Though I am grateful to be able to walk (& not have a life-threatening condition), I keep hoping something more can be done.  The dystonia has gotten much worse in my legs in the past year.  14 months ago I was able to walk with low heeled shoes, now I can only wear athletic shoes and have a very difficult time walking bare-footed.  The pain in my neck makes it difficult, if not impossible, to do many of the things I want to do.  I am in college and have worked very hard to complete prerequisites for nursing school.  I have been accepted to my first choice school and may even receive a scholarship.  Right now I need to know if there is ANYTHING else that can be done, as I do not want to have to give up my major due to a physical problem.  Any advice you can offer would be much appreciated.
=
It sounds like you've had enough contact with neurologists that the distinction between spasticity and dystonia has been made clear. From your post, I can't really separate the two enough to know for sure about the dystonia, but in my experience many people with CP do have dystonic spasms and postures, so I'll take your word for it.

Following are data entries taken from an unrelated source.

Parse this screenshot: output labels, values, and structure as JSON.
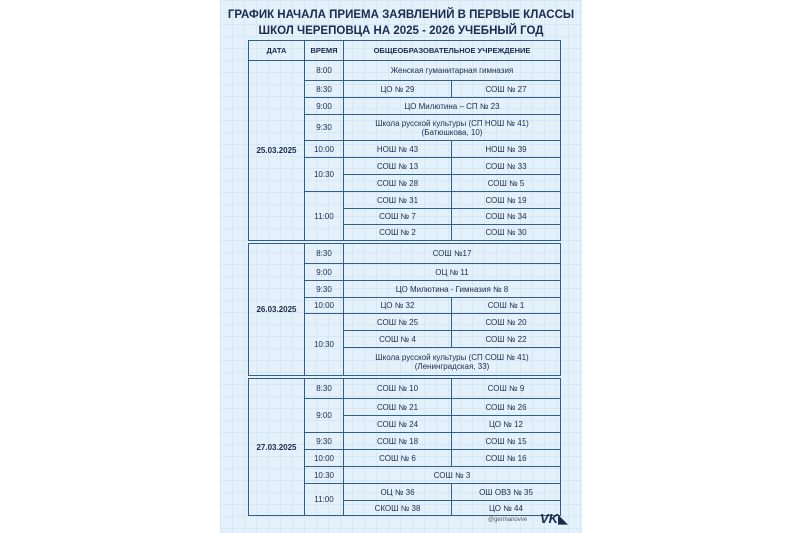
{
  "title_line1": "ГРАФИК НАЧАЛА ПРИЕМА ЗАЯВЛЕНИЙ В ПЕРВЫЕ КЛАССЫ",
  "title_line2": "ШКОЛ ЧЕРЕПОВЦА НА 2025 - 2026 УЧЕБНЫЙ ГОД",
  "headers": [
    "ДАТА",
    "ВРЕМЯ",
    "ОБЩЕОБРАЗОВАТЕЛЬНОЕ УЧРЕЖДЕНИЕ"
  ],
  "blocks": [
    {
      "date": "25.03.2025",
      "slots": [
        {
          "time": "8:00",
          "rows": [
            [
              "Женская гуманитарная гимназия"
            ]
          ]
        },
        {
          "time": "8:30",
          "rows": [
            [
              "ЦО № 29",
              "СОШ № 27"
            ]
          ]
        },
        {
          "time": "9:00",
          "rows": [
            [
              "ЦО Милютина – СП № 23"
            ]
          ]
        },
        {
          "time": "9:30",
          "rows": [
            [
              "Школа русской культуры (СП НОШ № 41)\n(Батюшкова, 10)"
            ]
          ]
        },
        {
          "time": "10:00",
          "rows": [
            [
              "НОШ № 43",
              "НОШ № 39"
            ]
          ]
        },
        {
          "time": "10:30",
          "rows": [
            [
              "СОШ № 13",
              "СОШ № 33"
            ],
            [
              "СОШ № 28",
              "СОШ № 5"
            ]
          ]
        },
        {
          "time": "11:00",
          "rows": [
            [
              "СОШ № 31",
              "СОШ № 19"
            ],
            [
              "СОШ № 7",
              "СОШ № 34"
            ],
            [
              "СОШ № 2",
              "СОШ № 30"
            ]
          ]
        }
      ]
    },
    {
      "date": "26.03.2025",
      "slots": [
        {
          "time": "8:30",
          "rows": [
            [
              "СОШ №17"
            ]
          ]
        },
        {
          "time": "9:00",
          "rows": [
            [
              "ОЦ № 11"
            ]
          ]
        },
        {
          "time": "9:30",
          "rows": [
            [
              "ЦО Милютина - Гимназия № 8"
            ]
          ]
        },
        {
          "time": "10:00",
          "rows": [
            [
              "ЦО № 32",
              "СОШ № 1"
            ]
          ]
        },
        {
          "time": "10:30",
          "rows": [
            [
              "СОШ № 25",
              "СОШ № 20"
            ],
            [
              "СОШ № 4",
              "СОШ № 22"
            ],
            [
              "Школа русской культуры (СП СОШ № 41)\n(Ленинградская, 33)"
            ]
          ]
        }
      ]
    },
    {
      "date": "27.03.2025",
      "slots": [
        {
          "time": "8:30",
          "rows": [
            [
              "СОШ № 10",
              "СОШ № 9"
            ]
          ]
        },
        {
          "time": "9:00",
          "rows": [
            [
              "СОШ № 21",
              "СОШ № 26"
            ],
            [
              "СОШ № 24",
              "ЦО № 12"
            ]
          ]
        },
        {
          "time": "9:30",
          "rows": [
            [
              "СОШ № 18",
              "СОШ № 15"
            ]
          ]
        },
        {
          "time": "10:00",
          "rows": [
            [
              "СОШ № 6",
              "СОШ № 16"
            ]
          ]
        },
        {
          "time": "10:30",
          "rows": [
            [
              "СОШ № 3"
            ]
          ]
        },
        {
          "time": "11:00",
          "rows": [
            [
              "ОЦ № 36",
              "ОШ ОВЗ № 35"
            ],
            [
              "СКОШ № 38",
              "ЦО № 44"
            ]
          ]
        }
      ]
    }
  ],
  "signature": "@germanovve",
  "logo_text": "VK",
  "colors": {
    "panel": "#e4f1fb",
    "border": "#2f5f8e",
    "text": "#1b2b4d"
  }
}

You didn't mention treatment with anticholinergics such as Artane (trihexiphenidyl) or benzodiazepines such as Klonopin (clonazepam). These are our first-line medical treatments. Baclofen, Zanaflex, and Dantrium are all useful for spasticity but we've found them not particularly helpful in dystonia.
You've had BoTox, which is the most effective (albeit temporary) treatment for dystonia in a limited distribution. The tricky thing is to be sure that the BoTox is injected into the correct group of muscles. THe only way to know that is to have a BoTox expert examine you and devise a plan for which muscles to inject. For the neck, EMG guidance is less important than an understanding of the pattern of dystonia and therefore which muscles are activated abnormally. You may have had a suboptimal pattern of injection, or you may have not received an adequate dose (less likely, if the SCM received 150 units).
BoTox is used for spasticity, too. Any situation in which reducing force of muscle contraction could help, you can think of using BoTox. It's really pretty good stuff. I think you should be sure you see an experienced BoTox practitioner and get a second opinion regarding the pattern of injections.